Fighting Terrorism With Tolerance

War on terror is yet to see progress as terrorism have expanded globally in recent years. Daesh militants bragging atop their tank in Syria

Societies are becoming aware that the war on terror cannot be won through violence

BY Dr. Habib Al Mulla

It has been nearly 15 years since the U.S.-led global ‘War on Terror’ was launched, but airstrikes, bombings, ground forces, and enhanced intelligence ops are yet to adequately mitigate the threat that extremism presents.

In fact, terrorism is on a very different trajectory. It has become more violent and more apocalyptic creating a self-financed entity that is running the affairs of societies it controls. People are realizing that this is not a battle for territory, resources or treasure.
It is a fight for the hearts and minds of Muslims under the age of 30 worldwide. As such, it won’t be won with an endless cycle of violence or destruction.

Who is to blame?
In the aftermath of the Paris attacks on Nov. 13, there was an obsessive desire in the media to link the attacks to a particular group. From the first hour of the terrorist aggression, the question was: Are the perpetrators linked to Al Qaeda or Daesh?

The handful of individuals who perpetrated this attack represented the smallest fraction of a community exceeding one billion individuals across the globe. That, in itself, does not warrant labeling the entire community as terrorists.

Many, especially in the West, tend to overlook the fact that a large number of the victims of terrorism were Muslims. The resulting mistrust when it came to anything related to Islam became rampant.
Borders in the West are closing in the face of Muslim refugees, who are fleeing the same terror—reviled across the free world.

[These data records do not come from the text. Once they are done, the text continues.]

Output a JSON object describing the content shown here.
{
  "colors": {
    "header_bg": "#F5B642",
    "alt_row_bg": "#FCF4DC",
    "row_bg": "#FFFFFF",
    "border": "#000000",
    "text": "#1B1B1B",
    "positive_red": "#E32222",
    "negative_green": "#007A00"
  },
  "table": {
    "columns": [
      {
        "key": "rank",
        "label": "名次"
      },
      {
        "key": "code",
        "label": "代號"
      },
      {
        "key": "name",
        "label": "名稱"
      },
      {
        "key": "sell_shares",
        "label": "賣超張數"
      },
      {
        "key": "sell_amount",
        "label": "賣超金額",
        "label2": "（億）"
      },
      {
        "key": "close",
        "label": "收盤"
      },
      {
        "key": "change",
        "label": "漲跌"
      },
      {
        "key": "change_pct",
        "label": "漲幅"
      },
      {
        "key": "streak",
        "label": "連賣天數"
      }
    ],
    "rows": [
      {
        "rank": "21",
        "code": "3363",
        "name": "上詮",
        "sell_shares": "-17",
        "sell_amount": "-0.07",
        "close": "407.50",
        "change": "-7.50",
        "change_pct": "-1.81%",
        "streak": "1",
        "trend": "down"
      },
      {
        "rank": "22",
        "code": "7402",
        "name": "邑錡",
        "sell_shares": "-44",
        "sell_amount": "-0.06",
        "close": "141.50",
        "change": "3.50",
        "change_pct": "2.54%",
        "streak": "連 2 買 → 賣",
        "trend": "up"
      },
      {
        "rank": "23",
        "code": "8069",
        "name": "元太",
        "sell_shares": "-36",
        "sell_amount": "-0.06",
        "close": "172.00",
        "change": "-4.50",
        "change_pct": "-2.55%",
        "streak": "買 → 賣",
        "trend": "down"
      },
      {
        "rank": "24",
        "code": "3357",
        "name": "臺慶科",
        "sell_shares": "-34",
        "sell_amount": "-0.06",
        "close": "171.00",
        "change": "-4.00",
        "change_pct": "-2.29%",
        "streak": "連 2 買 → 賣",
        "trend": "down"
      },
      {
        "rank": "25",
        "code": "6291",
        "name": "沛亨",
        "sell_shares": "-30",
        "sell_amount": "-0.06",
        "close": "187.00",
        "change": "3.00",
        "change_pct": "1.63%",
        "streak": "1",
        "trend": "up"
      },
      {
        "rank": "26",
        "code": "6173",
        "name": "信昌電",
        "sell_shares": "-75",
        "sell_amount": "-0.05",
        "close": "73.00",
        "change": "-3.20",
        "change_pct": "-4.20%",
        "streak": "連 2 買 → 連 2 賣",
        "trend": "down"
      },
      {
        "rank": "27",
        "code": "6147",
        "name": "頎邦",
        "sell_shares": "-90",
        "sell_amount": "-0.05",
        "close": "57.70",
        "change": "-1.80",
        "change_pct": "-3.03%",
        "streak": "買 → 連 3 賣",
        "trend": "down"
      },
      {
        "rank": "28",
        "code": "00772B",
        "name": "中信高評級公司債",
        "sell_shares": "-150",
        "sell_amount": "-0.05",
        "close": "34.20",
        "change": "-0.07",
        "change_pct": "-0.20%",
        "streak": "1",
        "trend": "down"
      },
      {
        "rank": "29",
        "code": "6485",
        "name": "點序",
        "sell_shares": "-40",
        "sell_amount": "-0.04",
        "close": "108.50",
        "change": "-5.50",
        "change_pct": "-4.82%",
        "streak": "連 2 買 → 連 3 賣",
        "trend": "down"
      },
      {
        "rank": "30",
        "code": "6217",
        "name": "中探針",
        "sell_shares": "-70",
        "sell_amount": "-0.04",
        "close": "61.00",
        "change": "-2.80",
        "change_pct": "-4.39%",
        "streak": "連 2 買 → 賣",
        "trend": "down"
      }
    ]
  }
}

Presidential candidates in the U.S. have suggested special ID cards for Muslims, akin to the Star of David, which Jews were forced to don during the Holocaust.
With every policy born of fear and skepticism, we offer Daesh and other terrorists the propaganda that fuels their war machine.

But abandoning the Enlightenment values that produced democracy is not the answer to a worldwide growth in terrorism. The expression of bigotry and hatred will not bring safety and security to a turbulent world.

It can be argued that Daesh does more damage with keyboards and Internet connections than with bullets and bombs. It is, in this respect, that the group is far more dangerous than Al Qaeda ever was.
Daesh does not live in caves cut off from civilization. It operates out in the open, via social media and glossy websites that reach a vast, attentive, and worldwide audience.

Its sophisticated public relations blitz has appealed to marginalized and underprivileged young Muslims with few alternatives for meaning in their lives—whether they live in the Middle East, India, Indonesia, Europe, or in the U.S.

Furthermore, the radical group has proved to be as flexible and adaptive as it is apocalyptic and brutal. A wave of hatred may be just what it wants, to draw new recruits. Their recruitment is aggressive, fast-paced, and carried out on multiple platforms. The more hearts and minds they turn, the more attacks they can stage going forward.

With each act of violence, the cycle of hatred and vengeance grows larger and we inch closer to the apocalyptic global conflict at the root of Daesh’s ideology.

How To Beat Terrorism
The question before us is far simpler than most foreign policy experts or pundits would have us believe. Daesh has drawn a line in the proverbial sand. Do we want to play its game by pushing more Muslims toward its backward, brutal philosophy? Or, do we want to cut off its oxygen by giving young Muslims a reason to believe that they have a place in the global community springing up around them?
If the war on terrorism were to be won, then the world has to see Muslims as part of the solution, not just the target of strategies.

During the International Institute for Strategic Studies’ Manama Dialogue, which took place in Bahrain in November, U.K. Foreign Secretary Philip Hammond detailed an approach to combatting terrorism that is among the most promising we’ve heard to date.

“We have to understand why people are drawn to extremism in the first place,” he said. “And how they progress from early curiosity about extremism to violent engagement.”

Hammond’s words echoed a growing sentiment that is gaining momentum.
Assuming we all want to triumph over terrorism, we are better served with policies that emphasize inclusion, hope, empowerment, and stability than with retreats into fear and protectionism.
In Europe and the U.S., the governments should work on integrating Muslim communities so that young men do not turn radical. There are unquestionably serious issues regarding the integration of Muslims in the West that cannot be brushed away by politicians.

Unemployment rate, educational gaps, healthcare and income disparity signal extremely troubling challenges.

Daesh is seeking a Clash of Civilizations beyond anything Samuel Huntington ever imagined. Let’s not give it to them by abandoning the ideals of tolerance and understanding that built the modern world so abhorrent to Daesh and its misguided dogma.